11. On the basis of such continuous monitoring, RBI will consider appropriate measures to enforce compliance.

Guidelines on Fair Practices Code


Loan application forms shall be comprehensive to include information about rate of interest (fixed/floating) and manner of charging (monthly/quarterly/half yearly/ rest), process fees and other charges, penal interest rates, pre-payment options and any other matter which affects the interest of the borrower, so that a meaningful comparison with that of other banks can be made and informed decision can be taken by the borrower. Banks and Financial Institution should devise a system of giving acknowledgement for receipt of all loans application. Banks/ Financial Institutions should verify the loan application within a reasonable period of time. If additional details / documents are required, they should intimate the borrowers immediately. If all the requirements are complied with the borrowers, banks/ Financial Institution should acknowledge for the same and state the specific time period from the date of acknowledgement within which a decision on the specific loan request will be conveyed to the borrowers. Acknowledgement should also state the amount of process fees paid or to be paid and the extent to which such fees shall be refunded in the event of rejection of any application for loan. In the case of rejection of any loan application, lenders should convey in writing the specific reasons thereof.
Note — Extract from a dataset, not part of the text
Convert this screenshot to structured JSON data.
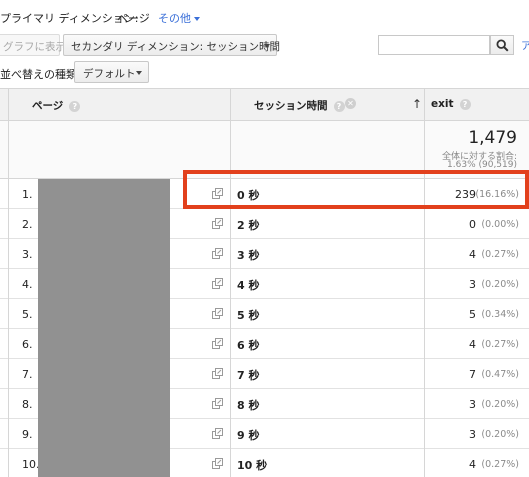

Lenders should ensure that there is proper assessment of credit requirement of borrowers. The credit limit, which may be sanctioned, should be mutually settled. Terms and conditions and other caveats governing credit facilities given by banks / Financial Institution arrived at after negotiation by the lending institution and the borrower should be reduced in writing duly witnessed and certified by the authorized sanctioning authority; in respect of advances sanctioned by the Board of Directors or its committee the documents of

understanding should be certified by the authorized signatory preferably at company secretary level. A copy of such agreement should be made available to the borrowers for their record. Lenders should ensure timely disbursement of loans sanctioned. Stipulation of margin and security should be based on due diligence and credit worthiness of borrowers. Lenders should keep the borrowers apprised of the state of their accounts from time to time and shall give notice of any change in the terms and conditions including interest rates and charges are affected only prospectively. To ensure the above, Banks / Financial Institution should create appropriate information dissemination mechanism. The loan agreement should clearly specify the liability of lenders to borrowers in regard to allowing drawings beyond the sanctioned limits, honoring the cheques issued for the purpose other than agreed, disallowing large cash withdrawals and obligation to meet further requirements of the borrowers on account of growth in business etc. without proper revision and sanction in credit limits, and disallowing drawings on a borrower account on its classification as a nonperforming assets or on account of non-compliance with the terms of sanction. Lenders should give reasonable notice to borrowers before taking decision to recall / accelerate payment or performance under the agreement or seeking additional securities. Lenders should release all securities on receiving payment of loan or realization of loan subject to any legitimate right of lien for any other claim lenders may have against borrowers. If such right of set off is to be exercised, borrowers shall be given notice about the same with full particulars about the remaining claims and the documents under which lenders are entitled to retain the securities till the relevant claims are settled / paid.